The decision to overgraze land or to regenerate it.

The decision to build a feedlot or a renewable energy field.

The decision to plow land under or foster native prairie or other vital pollinator habitat.

The decision to extract metal/minerals/gases via strip mining or use to safer, more efficient means.

The decision to divert native waterways or learning innovative ways to conserve and utilize rain water.

The decision to clear native forest for industrial production or managing the forest holistically, responsibly, and regeneratively.

The decision to build a dam or reintroduce and support habitat for suffering native species to thrive once again.

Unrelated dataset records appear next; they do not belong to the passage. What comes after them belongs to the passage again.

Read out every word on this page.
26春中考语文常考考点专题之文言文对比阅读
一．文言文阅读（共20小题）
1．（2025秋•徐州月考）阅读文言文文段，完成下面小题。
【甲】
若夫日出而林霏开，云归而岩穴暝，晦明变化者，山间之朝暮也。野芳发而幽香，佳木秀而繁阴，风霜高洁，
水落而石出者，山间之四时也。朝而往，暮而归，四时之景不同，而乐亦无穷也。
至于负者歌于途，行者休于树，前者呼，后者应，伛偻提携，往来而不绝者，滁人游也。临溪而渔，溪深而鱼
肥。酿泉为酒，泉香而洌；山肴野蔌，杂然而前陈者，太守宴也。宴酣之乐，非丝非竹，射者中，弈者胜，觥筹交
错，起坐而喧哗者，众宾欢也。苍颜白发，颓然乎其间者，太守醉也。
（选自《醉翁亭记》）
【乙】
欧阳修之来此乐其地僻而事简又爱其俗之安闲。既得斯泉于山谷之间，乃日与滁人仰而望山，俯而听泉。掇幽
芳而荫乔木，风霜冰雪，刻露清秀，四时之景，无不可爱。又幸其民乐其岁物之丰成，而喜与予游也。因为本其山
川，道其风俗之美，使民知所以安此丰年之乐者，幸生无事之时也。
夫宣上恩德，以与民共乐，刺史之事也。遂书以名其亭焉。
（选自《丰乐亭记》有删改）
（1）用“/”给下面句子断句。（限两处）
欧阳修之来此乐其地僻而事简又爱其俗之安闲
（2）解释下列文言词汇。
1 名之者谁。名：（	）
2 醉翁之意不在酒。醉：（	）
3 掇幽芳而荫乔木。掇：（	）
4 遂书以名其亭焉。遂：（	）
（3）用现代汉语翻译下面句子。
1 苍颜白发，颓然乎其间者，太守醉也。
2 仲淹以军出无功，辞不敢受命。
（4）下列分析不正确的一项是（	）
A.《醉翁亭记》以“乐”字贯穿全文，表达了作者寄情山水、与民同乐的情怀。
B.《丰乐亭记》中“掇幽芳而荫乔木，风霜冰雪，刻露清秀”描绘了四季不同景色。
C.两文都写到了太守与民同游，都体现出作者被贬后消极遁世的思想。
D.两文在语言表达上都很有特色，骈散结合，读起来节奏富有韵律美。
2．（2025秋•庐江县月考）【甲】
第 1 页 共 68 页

Land use decisions are endless, critical and not easy. All decisions must be paired with the moral responsibility of stewardship for the whole. Every land use choice directly or indirectly affects every single person on this planet. Maintaining an open mind, becoming educated, then being vocal & vigilant about what you choose to support is crucial to encourage and further entrench these values in our culture as well as supporting your decisions with your dollar. In order to make real impact, we must put our money where our mouth is. Regenerative supports the native & wild for the betterment of all on both public & private lands & waters. Short-sighted, extraction-style decisions create unintended consequences(such as our current air quality issues or the fact that there are zero undammed rivers left in the US that are open to the ocean, massively affecting fish & mammal migrations as well as upper river life and overall water quality) for us and future generations. The land and water are resources for us to steward, not abuse. Regenerative isn't a formula but rather a methodology that forces us to ask better questions with outcomes that always create greater wealth in every facet.

 

Timeless history always remains relevant as the most important, underpinning values never change. Truth is truth; regardless of it's age. Wilderness has unchangedly functioned for thousands of years. The value of wilderness in my life has always been one of recentering, helping me recognize I play but a small part in the big picture, but my impact can be huge if I so choose to reinforce the truths of time and have faith that it’s design and inner workings are far beyond my own comprehension. My finite mind can’t comprehend in the moment what ultimately may be positive or negative in the long term due to the fact that I didn't create it so I must simply look at the unchanging truths of nature and have faith in it's perfect and purposeful design. This world is full of unintended consequences but at the core of a poor decision, there was most certainly a timeless truth that was ignored or abandoned for sake of more immediate gratification. This metaphor is also true in my personal life; I may not understand the exact “how” or “why” but the unchanging word of God says He works all things for good. It takes faith. I can trip myself up assuming that I know what is a “good”, and therefore “bad”, outcome or ignore a truth that may not align with what I may selfishly want. We simply must have faith in it's design, for who are we to think we know better? A painful, ugly "forest fire" in my life may be just what my soul needed to get rid of old, dead debris and clean the slate for a new, refreshed, more open-minded chapter in my life. Everything has purpose but we sometimes fight the process because we don't fully understand it... It takes faith.

 

How we steward our land and resources is a systematic result of this philosophy and worldview; We are merely stewards of what has been entrusted to us for no more than a blink in time, may we not abuse it or take it for granted for we are merely guests here, borrowing this intricately & masterfully designed world from the next generation, asking better questions to leave it better than we found it.

Wild places and their rich history are an intrinsic, tangible, transcendent scroll that ties us all together. May our stewardship be a love letter to future generations.